Neue Forschung wirft ein Licht auf ein altes Geheimnis: die Ursprünge der Hyksos, ein rätselhaftes Nomadenvolk aus der Levante, die angeblich Ägypten vor mehr als 3.600 Jahren eingedrungen und regierte den Norden des Niltals für mehr als ein Jahrhundert.

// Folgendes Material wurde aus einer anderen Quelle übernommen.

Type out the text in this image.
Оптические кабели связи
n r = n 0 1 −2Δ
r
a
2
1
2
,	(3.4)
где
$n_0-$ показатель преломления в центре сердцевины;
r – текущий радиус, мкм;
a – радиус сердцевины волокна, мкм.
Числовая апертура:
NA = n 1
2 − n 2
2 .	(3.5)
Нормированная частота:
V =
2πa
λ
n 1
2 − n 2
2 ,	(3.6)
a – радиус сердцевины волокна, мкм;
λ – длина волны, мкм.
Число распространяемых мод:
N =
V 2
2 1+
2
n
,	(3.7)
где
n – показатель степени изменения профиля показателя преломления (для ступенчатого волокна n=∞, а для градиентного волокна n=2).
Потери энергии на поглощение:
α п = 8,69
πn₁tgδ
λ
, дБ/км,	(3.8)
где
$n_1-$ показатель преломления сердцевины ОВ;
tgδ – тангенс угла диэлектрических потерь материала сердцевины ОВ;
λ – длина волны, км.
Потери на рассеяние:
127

Eine wissenschaftliche Untersuchung menschlicher Überreste aus der Hauptstadt Hyksos hat nun etwas bestätigt, was Archäologen seit einiger Zeit vermutet haben., Diese gefürchteten Aggressoren waren in der Tat kein vereintes Volk, das aus einer einzigen Heimat irgendwo in der Levante stammte, noch waren sie eine Horde barbarischer Invasoren, wie einige alte Historiker behaupteten. Die Hyksos waren eher eine neue Elite, die vor Ort aus einem Schmelztiegel von Einwanderern hervorging, die Jahrhunderte zuvor aus verschiedenen Teilen des Nahen Ostens in das Nildelta gezogen waren. Es waren die Nachkommen dieser Einwanderer, die in einer Zeit der Unruhen, die als zweite Zwischenstation bekannt ist, über Nordägypten herrschten, schließt die am Mittwoch in der Zeitschrift PLOS ONE veröffentlichte Studie.,
Die Geschichte der Hyksos hat Gelehrte zum größten Teil der letzten zwei Jahrtausende in ihren Bann gezogen: Wer waren diese mysteriösen Eindringlinge, die die Macht der Pharaonen gebrochen und sich im Herzen des alten Ägypten ein Königreich geschaffen haben? Woher kamen sie denn? Und warum verschwanden sie scheinbar so abrupt von der Bühne der Geschichte, wie sie erschienen waren, nachdem sie angeblich von einer wiederauflebenden Dynastie „einheimischer“ Pharaonen aus Ägypten vertrieben worden waren?,
Diese Faszination wird durch die Tatsache verstärkt, dass einige Gelehrte, die zumindest auf den jüdisch-römischen Historiker Josephus zurückgehen, eine Verbindung zwischen den Hyksos und den alten Israeliten vorgeschlagen haben. Diese Theorien basierten hauptsächlich auf den vermeintlich gemeinsamen Ursprüngen der beiden Völker in Kanaan und auf Parallelen zwischen den Berichten über den Aufstieg zur Macht und die anschließende Vertreibung der Hyksos und den biblischen Geschichten in Genesis und Exodus über die Israeliten, die nach Ägypten zogen und dort anfänglichen Wohlstand fanden, nur um versklavt und zur Flucht gezwungen zu werden.,
In letzter Zeit haben Ausgrabungen im Nildelta Archäologen jedoch dazu veranlasst zu bezweifeln, dass die Hyksos Invasoren waren oder dass sie eine direkte Verbindung zu den Israeliten hatten. Zum einen haben vier Jahrzehnte von Ausgrabungen unter der Leitung des österreichischen Archäologen Manfred Bietak in Tell el-Dab ‚ a, der alten nordägyptischen Stadt Avaris, etwa 100 Kilometer von Kairo entfernt, die als Hyksos-Hauptstadt diente, keine Anzeichen von Zerstörung aufgedeckt, die mit dem Aufstieg dieser Herrscher in Verbindung stehen könnten, die die Region von etwa 1638 v. Chr. bis 1530 v. Chr. kontrollierten.,
skip – Rekonstruieren Tell el-Daba
Was Archäologen statt gefunden wurde, die schon Jahrhunderte früher, aus der Wende des zweiten Jahrtausends B. C. E., starke levantinischen Einflüsse bemerkbar, im nördlichen ägypten., Semitische Namen, Begräbnisbräuche, Architektur, Waffen und andere Artefakte zeugen von einer großen Präsenz der levantinischen Menschen in der Region bereits in der Blütezeit des Reiches der Mitte, lange vor dem Kampf und der Teilung, die die Zweite Zwischenzeit kennzeichneten.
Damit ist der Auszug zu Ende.